En cambio, la retórica del amedrentamiento utiliza como encuadre el marco del padre estricto de George Lakoff (popularizado en su libro No pienses en un elefante), aunque quizá deberíamos llamarlo en nuestro caso el frame de la matriarca punitiva, si tenemos en cuenta que en Europa continental lo está imponiendo Angela Merkel. Su objetivo principal es unificar al demos para igualarlo borrando sus diferencias de clase, identidad o status, buscando generar así un consenso unánime o al menos mayoritario que pueda traducirse en apoyo electoral al poder. Así se genera una espiral del silencio que permite desmovilizar, inhibir y acallar a todos por igual, imponiéndoles una estricta disciplina simbólica capaz de dominarlos moralmente. Y todo ello con objeto de obtener de buen grado su conformista consentimiento por unanimidad.

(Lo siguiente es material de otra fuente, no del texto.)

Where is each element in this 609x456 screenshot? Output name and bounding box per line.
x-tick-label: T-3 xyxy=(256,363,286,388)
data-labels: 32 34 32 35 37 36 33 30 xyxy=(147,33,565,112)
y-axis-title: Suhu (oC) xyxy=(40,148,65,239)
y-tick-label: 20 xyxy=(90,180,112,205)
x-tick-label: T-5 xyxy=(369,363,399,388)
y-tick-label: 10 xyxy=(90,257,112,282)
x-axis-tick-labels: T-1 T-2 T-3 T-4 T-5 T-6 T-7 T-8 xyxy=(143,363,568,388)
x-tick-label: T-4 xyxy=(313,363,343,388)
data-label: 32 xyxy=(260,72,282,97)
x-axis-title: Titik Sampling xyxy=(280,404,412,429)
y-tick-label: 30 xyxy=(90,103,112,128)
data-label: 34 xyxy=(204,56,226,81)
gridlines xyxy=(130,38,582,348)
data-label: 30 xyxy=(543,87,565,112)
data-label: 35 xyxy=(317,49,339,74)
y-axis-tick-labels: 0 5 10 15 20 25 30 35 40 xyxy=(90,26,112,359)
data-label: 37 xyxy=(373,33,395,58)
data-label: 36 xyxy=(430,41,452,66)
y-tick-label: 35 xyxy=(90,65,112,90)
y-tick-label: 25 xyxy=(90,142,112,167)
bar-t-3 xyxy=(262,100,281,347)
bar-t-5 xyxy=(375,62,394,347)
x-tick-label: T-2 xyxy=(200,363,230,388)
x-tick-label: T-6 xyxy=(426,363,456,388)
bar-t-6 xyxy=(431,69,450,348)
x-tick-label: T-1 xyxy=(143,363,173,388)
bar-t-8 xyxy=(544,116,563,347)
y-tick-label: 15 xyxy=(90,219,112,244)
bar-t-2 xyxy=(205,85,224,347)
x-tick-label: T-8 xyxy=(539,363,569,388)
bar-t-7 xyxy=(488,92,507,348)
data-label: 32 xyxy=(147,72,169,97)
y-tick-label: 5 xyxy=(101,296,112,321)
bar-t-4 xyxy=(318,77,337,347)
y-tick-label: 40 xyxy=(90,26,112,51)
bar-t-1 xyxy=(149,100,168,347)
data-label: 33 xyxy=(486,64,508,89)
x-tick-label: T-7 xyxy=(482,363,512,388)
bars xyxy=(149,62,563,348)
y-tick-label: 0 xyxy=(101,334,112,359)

Por supuesto, estas dos estrategias retóricas, la de la fobia y la del amedrentamiento, que representan las dos caras de la política del miedo, no son incompatibles entre sí. Por el contrario, suelen esgrimirse con ambivalencia, bien alternándolas sucesivamente o bien aplicándolas de forma simultánea, la una con mano izquierda y la otra con la diestra, de modo que se complementen y equilibren entre sí. Así, la política de la fobia se usa para culpar y castigar selectivamente a ciertos enemigos designados: como los inmigrantes, los griegos o los sindicatos. Mientras que la política de la intimidación se usa para culpar y castigar indiscriminadamente a todos por igual mediante la política de la austeridad punitiva, buscando de este modo el consentimiento unánime: mal de muchos consuelo de todos. Y eso de acuerdo al refrán rescatado por Toni Domènech para esta infausta ocasión: “Lo poco espanta, lo mucho amansa”. Pues el sacrificio expiatorio de los griegos, espanto de unos pocos, representa una lección ejemplar que amansará a muchos más, a fin de obtener lo que realmente se pretende: el sometimiento general. Una sumisión que la derecha española está lejos de lograr, visto el resultado electoral del domingo y la huelga general de hoy mismo: lejos de amansarse, nuestras clases populares parecen dispuestas a resistir.
Enrique Gil Calvo es catedrático de Sociología de la Universidad Complutense de Madrid.